Nobody who lived in southern Florida during the August 1992 passage of Hurricane Andrew (Figure 12-1) will ever forget the experience. Andrew was fairly small but remarkably powerful, with wind gusts of up to 280 km/hr (175 mph) that moved rapidly across the peninsula. In one regard Andrew was not as destructive as many other hurricanes; although it did cause some local flooding, it did not yield extremely heavy rainfall. This contrasts strongly with Florida's experience with Hurricane Irene in October 1999.

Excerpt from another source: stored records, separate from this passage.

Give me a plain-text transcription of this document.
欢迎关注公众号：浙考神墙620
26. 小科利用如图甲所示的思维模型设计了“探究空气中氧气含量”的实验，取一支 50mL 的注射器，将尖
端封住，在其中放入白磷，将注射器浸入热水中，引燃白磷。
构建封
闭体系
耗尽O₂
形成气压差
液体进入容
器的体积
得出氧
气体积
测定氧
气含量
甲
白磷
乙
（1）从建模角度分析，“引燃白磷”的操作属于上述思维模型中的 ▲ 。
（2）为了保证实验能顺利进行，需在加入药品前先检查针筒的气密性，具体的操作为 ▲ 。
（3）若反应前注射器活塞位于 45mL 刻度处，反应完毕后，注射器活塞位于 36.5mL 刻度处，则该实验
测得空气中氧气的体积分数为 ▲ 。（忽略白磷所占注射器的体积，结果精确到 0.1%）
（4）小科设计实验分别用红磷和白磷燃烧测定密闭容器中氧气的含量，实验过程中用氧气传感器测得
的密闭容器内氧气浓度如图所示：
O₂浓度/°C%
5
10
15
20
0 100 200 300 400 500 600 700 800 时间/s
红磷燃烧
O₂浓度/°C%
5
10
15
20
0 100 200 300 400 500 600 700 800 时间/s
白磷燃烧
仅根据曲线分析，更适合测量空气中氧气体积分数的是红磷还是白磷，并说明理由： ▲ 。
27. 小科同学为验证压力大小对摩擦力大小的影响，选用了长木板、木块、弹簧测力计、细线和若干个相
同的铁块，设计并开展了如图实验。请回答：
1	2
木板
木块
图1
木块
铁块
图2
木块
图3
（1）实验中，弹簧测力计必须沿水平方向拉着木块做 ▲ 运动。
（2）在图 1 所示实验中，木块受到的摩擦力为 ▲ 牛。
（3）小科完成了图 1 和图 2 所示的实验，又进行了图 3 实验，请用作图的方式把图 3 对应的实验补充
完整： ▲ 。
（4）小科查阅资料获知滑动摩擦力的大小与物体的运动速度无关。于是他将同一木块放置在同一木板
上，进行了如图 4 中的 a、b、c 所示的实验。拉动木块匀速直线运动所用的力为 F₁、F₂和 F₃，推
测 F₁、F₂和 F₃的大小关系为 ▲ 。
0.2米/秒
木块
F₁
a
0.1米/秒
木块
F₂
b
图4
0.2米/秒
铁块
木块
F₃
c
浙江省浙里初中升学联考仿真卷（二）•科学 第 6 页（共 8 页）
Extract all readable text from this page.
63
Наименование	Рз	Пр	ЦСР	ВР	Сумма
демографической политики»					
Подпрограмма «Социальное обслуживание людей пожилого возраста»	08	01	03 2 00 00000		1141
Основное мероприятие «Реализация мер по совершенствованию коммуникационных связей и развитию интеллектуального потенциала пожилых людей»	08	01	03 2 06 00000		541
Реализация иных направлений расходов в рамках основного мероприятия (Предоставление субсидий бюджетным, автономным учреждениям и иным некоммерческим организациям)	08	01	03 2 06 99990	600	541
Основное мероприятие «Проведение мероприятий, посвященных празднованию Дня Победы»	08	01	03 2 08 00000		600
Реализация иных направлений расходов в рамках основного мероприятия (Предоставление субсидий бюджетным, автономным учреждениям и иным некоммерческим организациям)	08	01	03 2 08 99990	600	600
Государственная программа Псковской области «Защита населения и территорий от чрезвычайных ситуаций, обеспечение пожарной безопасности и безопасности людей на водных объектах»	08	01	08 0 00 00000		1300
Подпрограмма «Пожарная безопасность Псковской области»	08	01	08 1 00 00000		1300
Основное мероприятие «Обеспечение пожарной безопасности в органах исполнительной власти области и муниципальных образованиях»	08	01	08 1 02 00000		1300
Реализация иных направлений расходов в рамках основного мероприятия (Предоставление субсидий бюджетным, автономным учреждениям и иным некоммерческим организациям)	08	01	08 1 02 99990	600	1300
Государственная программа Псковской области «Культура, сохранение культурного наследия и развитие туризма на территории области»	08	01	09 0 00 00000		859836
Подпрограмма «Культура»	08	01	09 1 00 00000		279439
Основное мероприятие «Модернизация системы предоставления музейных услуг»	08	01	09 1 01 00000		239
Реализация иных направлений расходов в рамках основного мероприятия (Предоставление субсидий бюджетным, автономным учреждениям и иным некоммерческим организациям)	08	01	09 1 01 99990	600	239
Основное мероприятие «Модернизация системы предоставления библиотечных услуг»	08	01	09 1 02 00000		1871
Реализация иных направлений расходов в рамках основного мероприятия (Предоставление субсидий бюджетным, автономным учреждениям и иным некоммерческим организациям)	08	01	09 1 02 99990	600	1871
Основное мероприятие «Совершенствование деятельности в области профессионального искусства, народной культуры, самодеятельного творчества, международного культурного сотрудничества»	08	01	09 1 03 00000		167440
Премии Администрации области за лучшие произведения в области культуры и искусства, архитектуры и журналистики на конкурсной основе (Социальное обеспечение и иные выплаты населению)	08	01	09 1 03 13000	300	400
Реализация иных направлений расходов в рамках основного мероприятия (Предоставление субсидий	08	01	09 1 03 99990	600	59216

Irene was typical of the strong tropical storms that form in the latter part of hurricane season: large and slow-moving. Although these storms lack the wind speeds of storms such as Andrew, they can bring heavy rainfall for days and cause extensive flooding. In the case of Irene, much of southern Florida received up to 27 cm (17 in.) of rainfall that produced widespread flooding. Nadia Gorriz of Miami-Dade County was among the many victims. Eight months pregnant, she took on the task of cleaning up the mud that accumulated inside her house. The job was made more difficult by the fact that a swamp formed around her house, providing living quarters for snakes and fish. She put the cleanup in perspective: "We made it through Andrew. You just threw everything out and there wasn't that much water. This is the worst cleanup. We've gone through two gallons of Clorox II so far."

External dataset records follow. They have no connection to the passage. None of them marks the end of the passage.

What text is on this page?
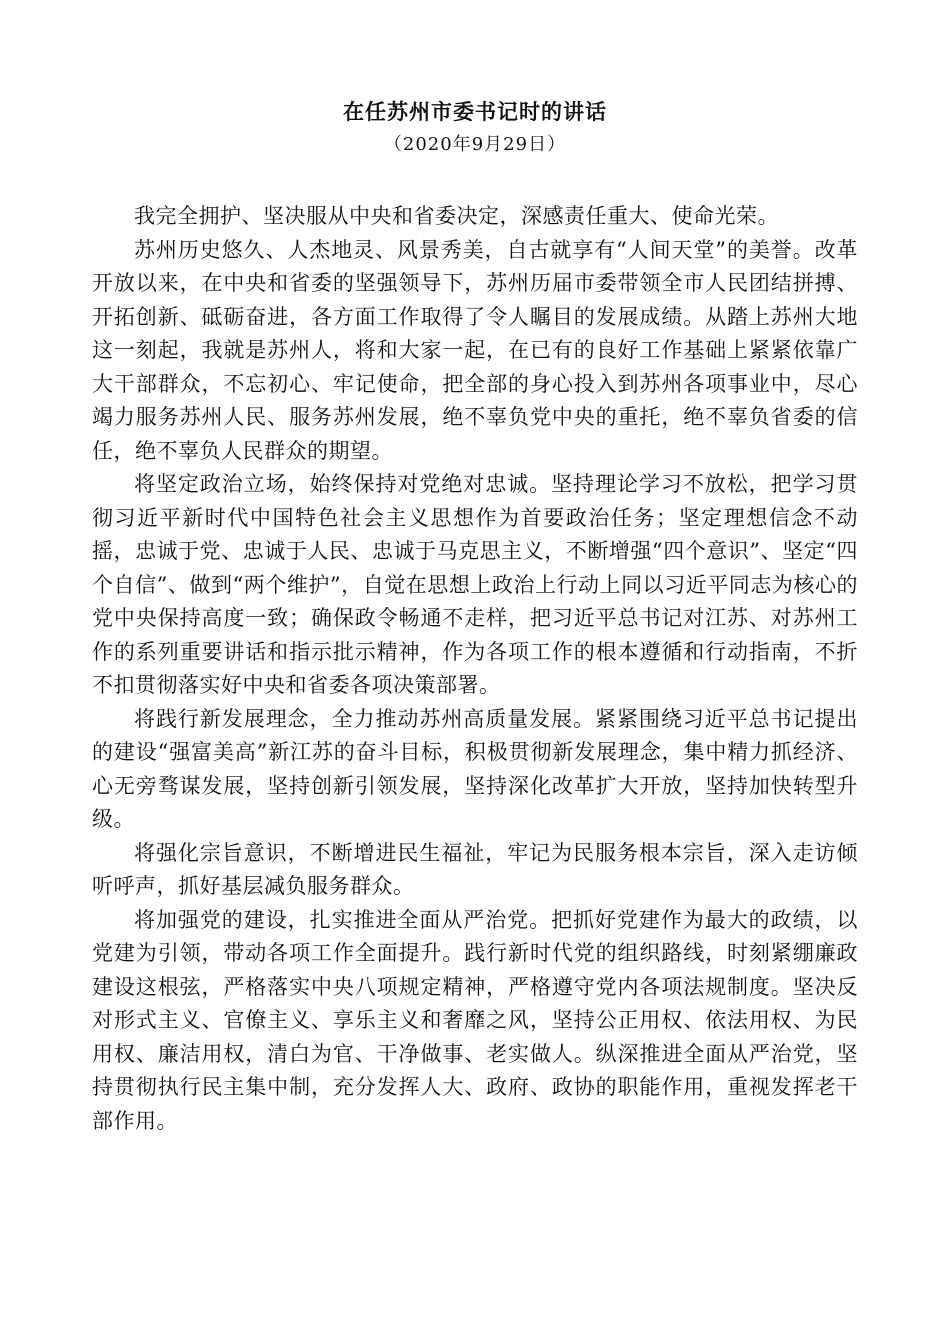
在任苏州市委书记时的讲话
（2020年9月29日）

我完全拥护、坚决服从中央和省委决定，深感责任重大、使命光荣。

苏州历史悠久、人杰地灵、风景秀美，自古就享有“人间天堂”的美誉。改革开放以来，在中央和省委的坚强领导下，苏州历届市委带领全市人民团结拼搏、开拓创新、砥砺奋进，各方面工作取得了令人瞩目的发展成绩。从踏上苏州大地这一刻起，我就是苏州人，将和大家一起，在已有的良好工作基础上紧紧依靠广大干部群众，不忘初心、牢记使命，把全部的身心投入到苏州各项事业中，尽心竭力服务苏州人民、服务苏州发展，绝不辜负党中央的重托，绝不辜负省委的信任，绝不辜负人民群众的期望。

将坚定政治立场，始终保持对党绝对忠诚。坚持理论学习不放松，把学习贯彻习近平新时代中国特色社会主义思想作为首要政治任务；坚定理想信念不动摇，忠诚于党、忠诚于人民、忠诚于马克思主义，不断增强“四个意识”、坚定“四个自信”、做到“两个维护”，自觉在思想上政治上行动上同以习近平同志为核心的党中央保持高度一致；确保政令畅通不走样，把习近平总书记对江苏、对苏州工作的系列重要讲话和指示批示精神，作为各项工作的根本遵循和行动指南，不折不扣贯彻落实好中央和省委各项决策部署。

将践行新发展理念，全力推动苏州高质量发展。紧紧围绕习近平总书记提出的建设“强富美高”新江苏的奋斗目标，积极贯彻新发展理念，集中精力抓经济、心无旁骛谋发展，坚持创新引领发展，坚持深化改革扩大开放，坚持加快转型升级。

将强化宗旨意识，不断增进民生福祉，牢记为民服务根本宗旨，深入走访倾听呼声，抓好基层减负服务群众。

将加强党的建设，扎实推进全面从严治党。把抓好党建作为最大的政绩，以党建为引领，带动各项工作全面提升。践行新时代党的组织路线，时刻紧绷廉政建设这根弦，严格落实中央八项规定精神，严格遵守党内各项法规制度。坚决反对形式主义、官僚主义、享乐主义和奢靡之风，坚持公正用权、依法用权、为民用权、廉洁用权，清白为官、干净做事、老实做人。纵深推进全面从严治党，坚持贯彻执行民主集中制，充分发挥人大、政府、政协的职能作用，重视发挥老干部作用。
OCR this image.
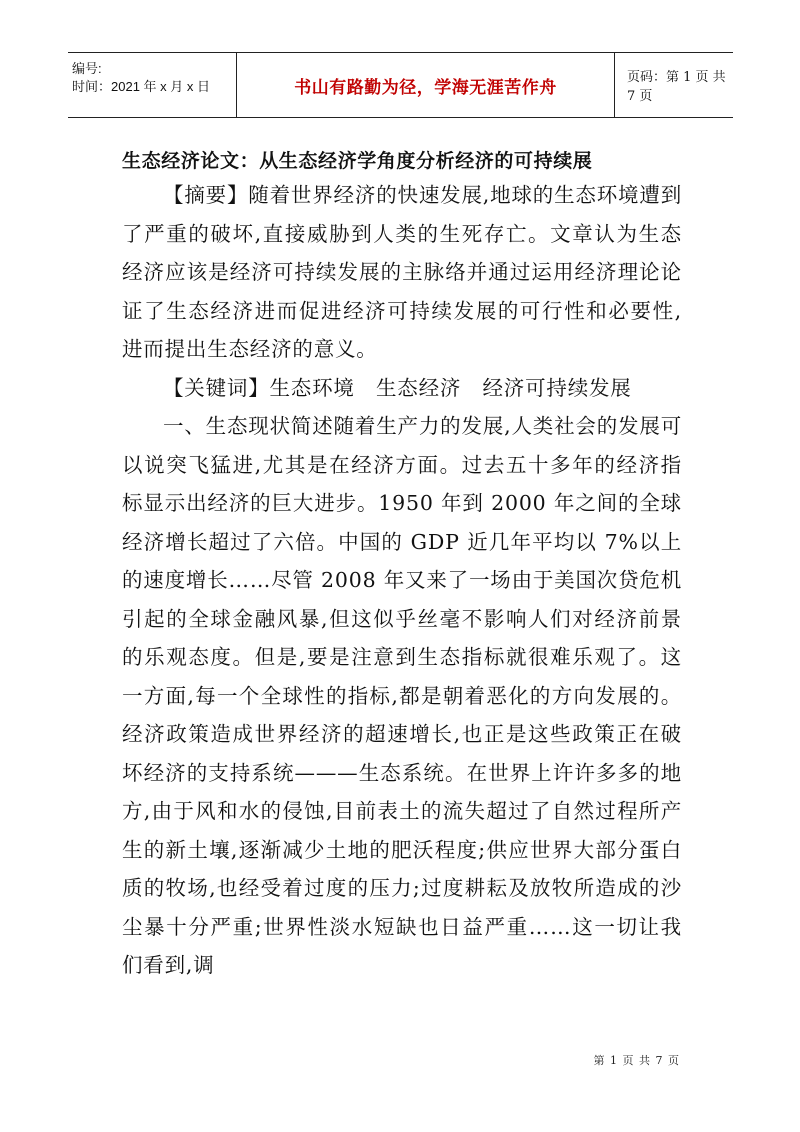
编号:
时间：2021 年 x 月 x 日	书山有路勤为径，学海无涯苦作舟	页码：第 1 页 共 7 页
生态经济论文：从生态经济学角度分析经济的可持续展

【摘要】随着世界经济的快速发展,地球的生态环境遭到了严重的破坏,直接威胁到人类的生死存亡。文章认为生态经济应该是经济可持续发展的主脉络并通过运用经济理论论证了生态经济进而促进经济可持续发展的可行性和必要性,进而提出生态经济的意义。

【关键词】生态环境　生态经济　经济可持续发展

一、生态现状简述随着生产力的发展,人类社会的发展可以说突飞猛进,尤其是在经济方面。过去五十多年的经济指标显示出经济的巨大进步。1950 年到 2000 年之间的全球经济增长超过了六倍。中国的 GDP 近几年平均以 7%以上的速度增长……尽管 2008 年又来了一场由于美国次贷危机引起的全球金融风暴,但这似乎丝毫不影响人们对经济前景的乐观态度。但是,要是注意到生态指标就很难乐观了。这一方面,每一个全球性的指标,都是朝着恶化的方向发展的。经济政策造成世界经济的超速增长,也正是这些政策正在破坏经济的支持系统———生态系统。在世界上许许多多的地方,由于风和水的侵蚀,目前表土的流失超过了自然过程所产生的新土壤,逐渐减少土地的肥沃程度;供应世界大部分蛋白质的牧场,也经受着过度的压力;过度耕耘及放牧所造成的沙尘暴十分严重;世界性淡水短缺也日益严重……这一切让我们看到,调

第 1 页 共 7 页
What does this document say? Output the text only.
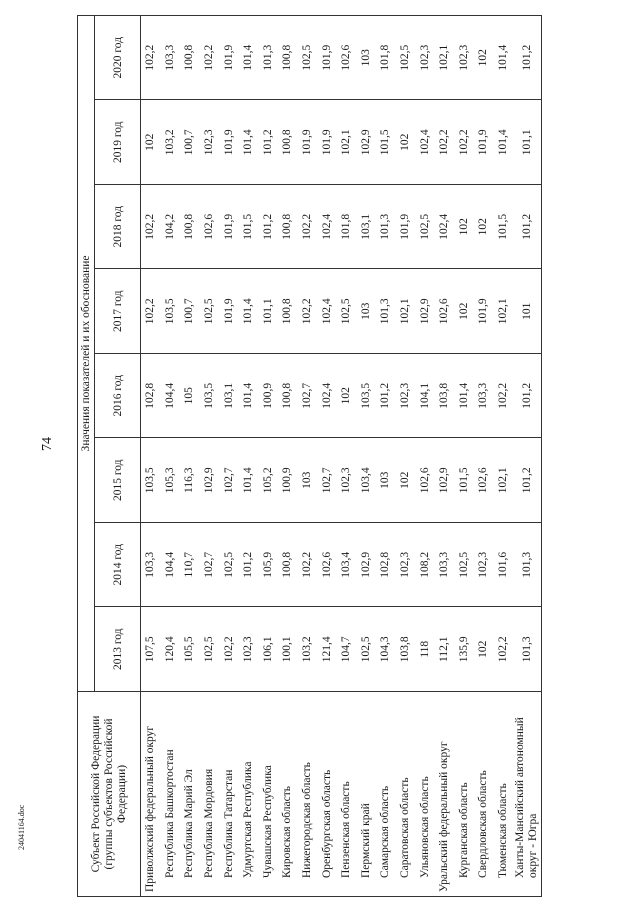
74
24041164.doc	Субъект Российской Федерации (группы субъектов Российской Федерации)	Значения показателей и их обоснование							
	2013 год	2014 год	2015 год	2016 год	2017 год	2018 год	2019 год	2020 год
Приволжский федеральный округ	107,5	103,3	103,5	102,8	102,2	102,2	102	102,2
Республика Башкортостан	120,4	104,4	105,3	104,4	103,5	104,2	103,2	103,3
Республика Марий Эл	105,5	110,7	116,3	105	100,7	100,8	100,7	100,8
Республика Мордовия	102,5	102,7	102,9	103,5	102,5	102,6	102,3	102,2
Республика Татарстан	102,2	102,5	102,7	103,1	101,9	101,9	101,9	101,9
Удмуртская Республика	102,3	101,2	101,4	101,4	101,4	101,5	101,4	101,4
Чувашская Республика	106,1	105,9	105,2	100,9	101,1	101,2	101,2	101,3
Кировская область	100,1	100,8	100,9	100,8	100,8	100,8	100,8	100,8
Нижегородская область	103,2	102,2	103	102,7	102,2	102,2	101,9	102,5
Оренбургская область	121,4	102,6	102,7	102,4	102,4	102,4	101,9	101,9
Пензенская область	104,7	103,4	102,3	102	102,5	101,8	102,1	102,6
Пермский край	102,5	102,9	103,4	103,5	103	103,1	102,9	103
Самарская область	104,3	102,8	103	101,2	101,3	101,3	101,5	101,8
Саратовская область	103,8	102,3	102	102,3	102,1	101,9	102	102,5
Ульяновская область	118	108,2	102,6	104,1	102,9	102,5	102,4	102,3
Уральский федеральный округ	112,1	103,3	102,9	103,8	102,6	102,4	102,2	102,1
Курганская область	135,9	102,5	101,5	101,4	102	102	102,2	102,3
Свердловская область	102	102,3	102,6	103,3	101,9	102	101,9	102
Тюменская область	102,2	101,6	102,1	102,2	102,1	101,5	101,4	101,4
Ханты-Мансийский автономный округ - Югра	101,3	101,3	101,2	101,2	101	101,2	101,1	101,2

Hurricanes do not restrict their fury to coastal and inland regions; they have been the nemesis of mariners for centuries. They have sunk an untold number of ships and even played an important role in World War II when a single typhoon (the equivalent of a hurricane over the western Pacific) sank or heavily damaged several American ships, destroyed hundreds of carrier-based aircraft, and killed more than 800 sailors. The death toll exceeded that of most naval battles during the war.
In this chapter we first describe the setting for hurricanes and tropical storms. We then describe their general characteristics, stages in development, and typical patterns of movement, concluding with hurricane monitoring and warning systems.